Because computational algorithms and methods for handling single-cell morphological measurements are not yet routine, the dataset serves as a useful resource for the wider scientific community applying morphological (image-based) profiling. The dataset can be mined for many purposes, including small-molecule library enrichment and chemical mechanism-of-action studies, such as target identification. Integration with genetically perturbed datasets could enable identification of small-molecule mimetics of particular disease- or gene-related phenotypes that could be useful as probes or potential starting points for development of future therapeutics.

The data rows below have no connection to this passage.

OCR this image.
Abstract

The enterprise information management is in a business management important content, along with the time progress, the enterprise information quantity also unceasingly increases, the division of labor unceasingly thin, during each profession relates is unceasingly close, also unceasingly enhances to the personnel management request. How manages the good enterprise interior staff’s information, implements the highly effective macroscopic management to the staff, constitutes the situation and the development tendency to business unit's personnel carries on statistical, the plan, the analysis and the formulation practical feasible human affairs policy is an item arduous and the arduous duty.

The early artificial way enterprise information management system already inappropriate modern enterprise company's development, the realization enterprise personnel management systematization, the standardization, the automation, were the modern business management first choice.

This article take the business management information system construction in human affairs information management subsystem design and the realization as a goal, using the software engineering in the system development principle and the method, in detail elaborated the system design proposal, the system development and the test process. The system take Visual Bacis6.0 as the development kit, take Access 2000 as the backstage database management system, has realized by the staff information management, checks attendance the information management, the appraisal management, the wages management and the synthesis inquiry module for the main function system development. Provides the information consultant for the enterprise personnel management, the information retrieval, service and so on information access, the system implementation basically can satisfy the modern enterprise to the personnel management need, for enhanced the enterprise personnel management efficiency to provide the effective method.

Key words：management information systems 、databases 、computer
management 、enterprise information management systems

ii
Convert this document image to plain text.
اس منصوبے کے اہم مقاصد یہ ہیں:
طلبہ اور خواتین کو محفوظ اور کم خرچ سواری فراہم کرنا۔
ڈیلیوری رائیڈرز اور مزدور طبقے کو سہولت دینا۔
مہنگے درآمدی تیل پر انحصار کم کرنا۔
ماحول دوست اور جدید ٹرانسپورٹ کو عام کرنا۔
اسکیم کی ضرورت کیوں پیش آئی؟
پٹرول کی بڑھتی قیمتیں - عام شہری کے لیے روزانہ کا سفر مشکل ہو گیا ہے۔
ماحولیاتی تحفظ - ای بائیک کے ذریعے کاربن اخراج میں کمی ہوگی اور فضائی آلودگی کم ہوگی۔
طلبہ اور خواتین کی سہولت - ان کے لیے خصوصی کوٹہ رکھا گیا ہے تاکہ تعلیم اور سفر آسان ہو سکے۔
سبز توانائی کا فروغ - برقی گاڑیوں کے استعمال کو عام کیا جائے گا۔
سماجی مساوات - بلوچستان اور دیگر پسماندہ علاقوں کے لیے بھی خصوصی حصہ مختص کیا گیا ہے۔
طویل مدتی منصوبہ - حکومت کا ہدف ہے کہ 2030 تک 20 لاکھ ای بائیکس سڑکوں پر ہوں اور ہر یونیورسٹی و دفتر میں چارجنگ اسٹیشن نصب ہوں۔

Keywords: cellular morphology, high-content screening, image-based screening, phenotypic profiling, small-molecule library, U2OS

Data Description

Background

High-throughput quantitative analysis of cellular image data has led to critical insights across many fields in biology [1, 2]. While microscopy has enriched our understanding of biology for centuries, only recently has robotic sample preparation and microscopy equipment become widely available, together with large libraries of chemical and genetic perturbations. Concurrently, the advent of high-throughput imaging has also become an engine for pharmacological screening and basic research by allowing multiparametric image-based interrogation of physiological processes at a large scale [3, 4].

A typical imaging assay uses several fluorescent probes (or fluorescently tagged proteins) simultaneously with stain cells, each labeling distinct cellular components in each sample. In this way, the morphological characteristics (or “phenotype”) of cells, tissues, or even whole organisms can be examined, along with the concomitant changes induced by the perturbants of choice [57].

Phenotypic profiling has emerged as a powerful tool to discern subtle differences among treated samples in a relatively unbiased manner. In contrast to a screening strategy, where a usually limited number of features are quantified to select for a known cellular phenotype, profiling relies on collecting a large suite of per-cell morphological features and then using statistical analysis to uncover subtle morphological patterns (“signatures”) by which the perturbations can be characterized. The “Cell Painting” assay used for the dataset presented here uses fluorescent markers to broadly stain a number of cellular structures in high-throughput format, while automated software extracts the single-cell image-based morphological features. Further analysis then aggregates the data into multivariate profiles of these features to compare signatures among sample treatments.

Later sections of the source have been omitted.